NEH GRANTS TO UC SANTA CRUZ FACULTY FUND INSTITUTE ON NEW APPROACHES TO HISTORY, SEMINAR ON DICKENS'S LAST NOVEL

FOR IMMEDIATE RELEASE

SANTA CRUZ, CA--Two professors at the University of California, Santa Cruz, were among those named to receive the prestigious National Endowment for the Humanities (NEH) grants, which were announced today (Monday, August 22).

Edmund Burke III, a professor of history, received a grant of $197,000 in support of an institute titled, "Rethinking Europe/Rethinking World History, 1500-1750." Murray Baumgarten, a professor of English and comparative literature, received a grant of $73,115 for a seminar titled, "Reading Our Mutual Friend: Charles Dickens and Serial Production." Both the institute and the seminar will be held during the summer of 1995.

Burke's grant will bring 25 college and university historians to the campus for six weeks next summer to discuss new approaches to teaching world history. The seminar, Burke says, is intended to encourage participants to develop a more global understanding of the emergence of the modern world, linking new knowledge about Europe, Africa, Asia, and the Americas.

Despite an increasing awareness of the significance of the role played in history by non-European countries, and an increasing demand by our ethnically diverse population for a more inclusive historical perspective, Burke says, "no one is being trained to teach such courses."

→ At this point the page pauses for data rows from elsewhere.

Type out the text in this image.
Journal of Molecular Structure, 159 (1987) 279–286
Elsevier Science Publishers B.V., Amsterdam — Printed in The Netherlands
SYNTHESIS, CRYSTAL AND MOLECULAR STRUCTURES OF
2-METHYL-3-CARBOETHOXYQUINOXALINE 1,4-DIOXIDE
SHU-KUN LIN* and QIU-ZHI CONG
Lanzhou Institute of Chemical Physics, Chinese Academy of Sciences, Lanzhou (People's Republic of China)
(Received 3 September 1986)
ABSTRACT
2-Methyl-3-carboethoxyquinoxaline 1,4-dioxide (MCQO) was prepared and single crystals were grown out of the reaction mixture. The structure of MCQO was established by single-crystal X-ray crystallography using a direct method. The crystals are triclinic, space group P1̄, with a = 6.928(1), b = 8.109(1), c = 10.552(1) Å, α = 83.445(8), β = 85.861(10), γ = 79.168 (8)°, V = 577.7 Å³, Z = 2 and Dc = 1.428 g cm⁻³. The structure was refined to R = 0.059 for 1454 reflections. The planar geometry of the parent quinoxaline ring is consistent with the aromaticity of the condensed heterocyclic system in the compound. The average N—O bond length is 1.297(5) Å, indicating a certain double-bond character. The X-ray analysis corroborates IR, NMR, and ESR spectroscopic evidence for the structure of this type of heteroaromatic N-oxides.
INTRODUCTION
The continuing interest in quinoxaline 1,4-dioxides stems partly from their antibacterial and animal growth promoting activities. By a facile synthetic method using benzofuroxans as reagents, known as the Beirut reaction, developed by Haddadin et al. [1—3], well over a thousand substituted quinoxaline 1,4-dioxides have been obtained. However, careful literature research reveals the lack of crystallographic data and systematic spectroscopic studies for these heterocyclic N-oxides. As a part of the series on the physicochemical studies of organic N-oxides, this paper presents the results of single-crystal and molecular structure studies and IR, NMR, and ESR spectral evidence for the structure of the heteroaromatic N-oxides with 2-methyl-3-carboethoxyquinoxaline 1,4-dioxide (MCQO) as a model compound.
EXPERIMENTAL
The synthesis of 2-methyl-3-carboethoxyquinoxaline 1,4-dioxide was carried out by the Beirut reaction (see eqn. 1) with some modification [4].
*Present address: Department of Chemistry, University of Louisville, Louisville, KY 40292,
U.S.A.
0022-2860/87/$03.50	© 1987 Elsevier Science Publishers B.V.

"The goal of the institute is to develop a new understanding about the ways in which the roots of modern Europe and those of the modern world are inseparably linked, and to discover strategies that will lead teachers of history and the humanities to be more aware of the ways in which specific regional histories can be enriched and disciplined through the application of a global perspective," he explains.

Burke's fields of study are Middle Eastern and European history. He has written and edited publications on Middle Eastern social history, European orientalism, and world history.

Baumgarten's five-week seminar will bring together some 25 high school and community college teachers from around the country to read Dickens's last complete novel in serial installments-- as it was originally published. The group will also study the cultural and political context of the work.

"Dickens pioneered the method of serial publications, and all the great Victorian novels were published in serials. We can experience some of the suspense and discovery the Victorians did in reading these novels," Baumgarten says, noting that some instructors now teach Dickens in serial parts.

The seminar will be presented under the auspices of the Dickens Project. Baumgarten, who came to UCSC in 1966, is the founding director of the Dickens Project and has written on Dickens and other Victorian authors. He is also editor in chief of the Strouse Carlyle Edition.

The NEH is an independent federal agency supporting research, education, preservation projects, and public programs in the humanities. The 307 recipients for this quarter received grants totaling more than $29.6 million.